2024年12月12日、医学誌『Journal of Clinical Oncology』にて、BRCA変異陽性再発卵巣がんに対する3次治療以降のリムパーザ(オラパリブ)の有効性・安全性を検証した
第3相SOLO3試験(NCT02282020)の生存率に関する最終解析結果が発表された。
試験デザイン
対象
2回以上のプラチナ製剤を含む化学療法後、6ヵ月以降に再発したBRCA変異陽性プラチナ製剤感受性卵巣がん
レジメン
試験群:リムパーザ300 mgを1日2回経口投与(n=178)
対照群:医師が選択した非プラチナ製剤の化学療法単剤(n=88)
評価項目
主要評価項目:客観的奏効率(ORR)
副次評価項目:無増悪生存期間(PFS)、ランダム化以降2度目の増悪までの期間(PFS2)、全生存期間(OS)
結果
既にリムパーザ治療により、ORRおよびPFSの有意な改善が認められている。
今回は、OSの最終解析および探索的なBRCA復帰変異(BRCA1/2遺伝子の二次的な変異による機能回復)の解析結果が報告された。
有効性
全体集団におけるOSの中央値は、リムパーザ群で34.9ヵ月に対して化学療法群で32.9ヵ月であり、統計的な差は認めなかった(ハザード比:1.07、95%信頼区間:0.76-1.49、P=0.71)。
前治療のライン数により分けて解析した結果、2ラインの化学療法を受けた症例においては、OSの中央値がリムパーザ群で37.9ヵ月に対して化学療法群で28.8ヵ月を示し、リムパーザ群でOSの改善傾向が認められた(ハザード比:0.83、95%信頼区間:0.51-1.38。
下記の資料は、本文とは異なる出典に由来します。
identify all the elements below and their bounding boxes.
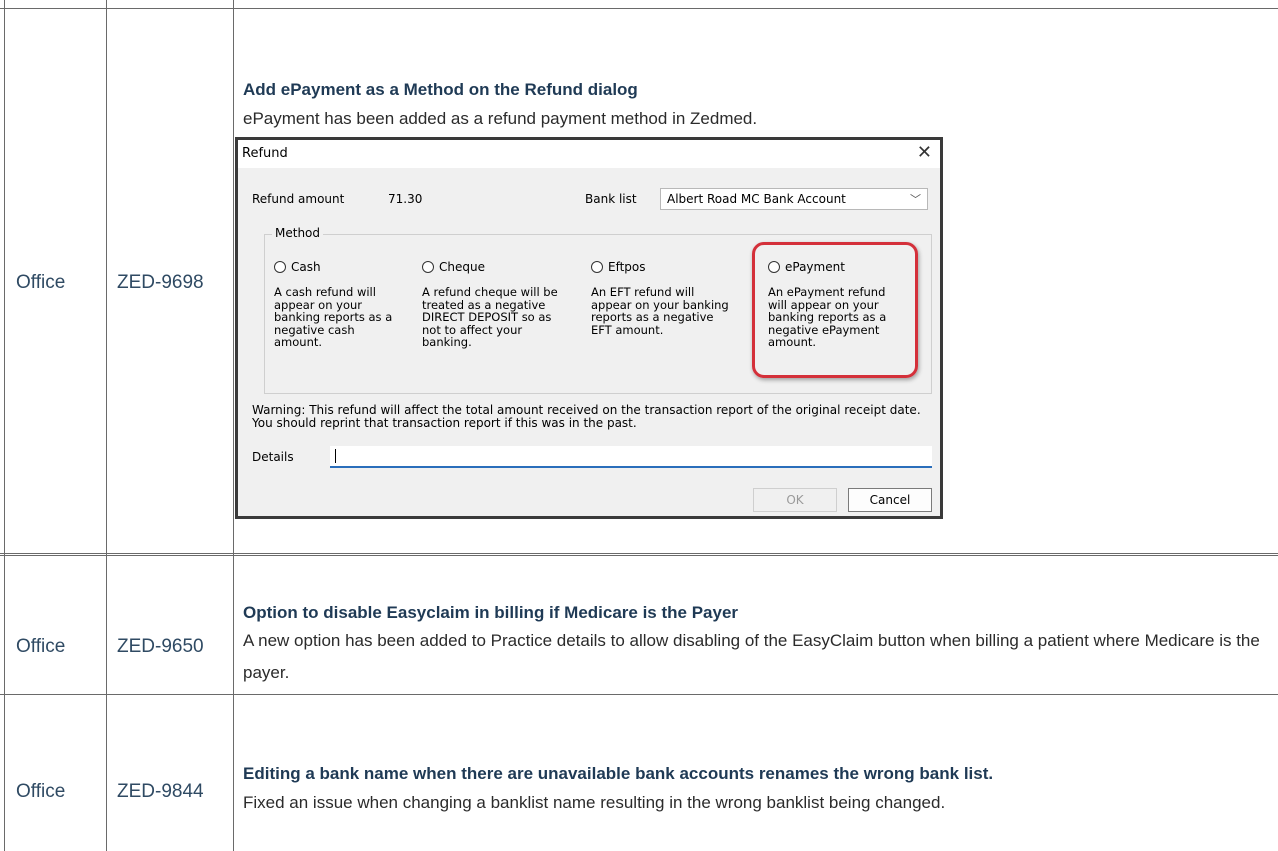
column-divider xyxy=(106,0,107,851)
row-ticket: ZED-9698 xyxy=(117,272,204,293)
cash-description: A cash refund will appear on your bankin… xyxy=(274,285,393,349)
eftpos-radio[interactable] xyxy=(591,261,603,273)
cheque-description: A refund cheque will be treated as a neg… xyxy=(422,285,558,349)
refund-amount-label: Refund amount xyxy=(252,192,345,206)
column-divider xyxy=(233,0,234,851)
row-title: Add ePayment as a Method on the Refund d… xyxy=(243,80,638,99)
table-top-border xyxy=(0,8,1278,9)
eftpos-description: An EFT refund will appear on your bankin… xyxy=(591,285,729,337)
row-category: Office xyxy=(16,272,66,293)
cheque-label: Cheque xyxy=(439,260,485,274)
dialog-title: Refund xyxy=(242,146,288,161)
row-description: ePayment has been added as a refund paym… xyxy=(243,109,758,128)
row-description: A new option has been added to Practice … xyxy=(243,631,1260,682)
method-legend: Method xyxy=(272,226,324,240)
refund-dialog-screenshot: Refund ✕ Refund amount 71.30 Bank list A… xyxy=(235,137,943,519)
epayment-highlight xyxy=(752,242,918,378)
row-description: Fixed an issue when changing a banklist … xyxy=(243,793,946,812)
row-ticket: ZED-9844 xyxy=(117,781,204,802)
cash-radio[interactable] xyxy=(274,261,286,273)
refund-warning: Warning: This refund will affect the tot… xyxy=(252,403,921,430)
text-caret xyxy=(335,449,336,463)
release-notes-table: Office ZED-9698 Add ePayment as a Method… xyxy=(0,0,1278,851)
row-divider xyxy=(0,553,1278,556)
bank-list-value: Albert Road MC Bank Account xyxy=(667,192,846,206)
dialog-titlebar: Refund ✕ xyxy=(238,140,940,168)
table-left-border xyxy=(4,0,5,851)
cash-label: Cash xyxy=(291,260,321,274)
cheque-radio[interactable] xyxy=(422,261,434,273)
chevron-down-icon: ﹀ xyxy=(910,193,921,206)
row-title: Option to disable Easyclaim in billing i… xyxy=(243,603,739,622)
row-divider xyxy=(0,694,1278,695)
details-input[interactable] xyxy=(330,446,932,468)
details-label: Details xyxy=(252,450,294,464)
refund-amount-value: 71.30 xyxy=(388,192,423,206)
row-title: Editing a bank name when there are unava… xyxy=(243,764,994,783)
bank-list-select[interactable]: Albert Road MC Bank Account ﹀ xyxy=(660,188,928,210)
ok-button[interactable]: OK xyxy=(753,488,837,512)
cancel-button[interactable]: Cancel xyxy=(848,488,932,512)
row-category: Office xyxy=(16,636,66,657)
close-icon[interactable]: ✕ xyxy=(917,142,932,163)
row-ticket: ZED-9650 xyxy=(117,636,204,657)
bank-list-label: Bank list xyxy=(585,192,637,206)
eftpos-label: Eftpos xyxy=(608,260,646,274)
row-category: Office xyxy=(16,781,66,802)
一方で、前治療として3種類以上の化学療法を受けた症例では、OSの中央値がリムパーザ群で29.9ヵ月に対して化学療法群で39.4ヵ月を示し、リムパーザ群でOSの短縮傾向が認められた(ハザード比:1.33、95%信頼区間:0.84-2.18)。
リムパーザ群に割り付けれた症例の中で、ベースラインにBRCA復帰変異が検出された症例(6例)においては、リムパーザの奏効が認められなかった。
安全性
―
結論
SOLO3での最終OS解析の結果、リムパーザと化学療法で同程度であることが示された。サブ解析から、前治療の化学療法が2ラインの場合には、OSの改善傾向が認められたが、3ライン以上では逆にOSの短縮傾向が見られた。またBRCA復帰変異が、治療成績に影響を与えている可能性が示唆された。
参照元:
Olaparib as Treatment Versus Nonplatinum Chemotherapy in Patients With Platinum-Sensitive Relapsed Ovarian Cancer: Phase III SOLO3 Study Final Overall Survival Results(J Clin Oncol .2024 doi: 10.1200/JCO.24.00933.)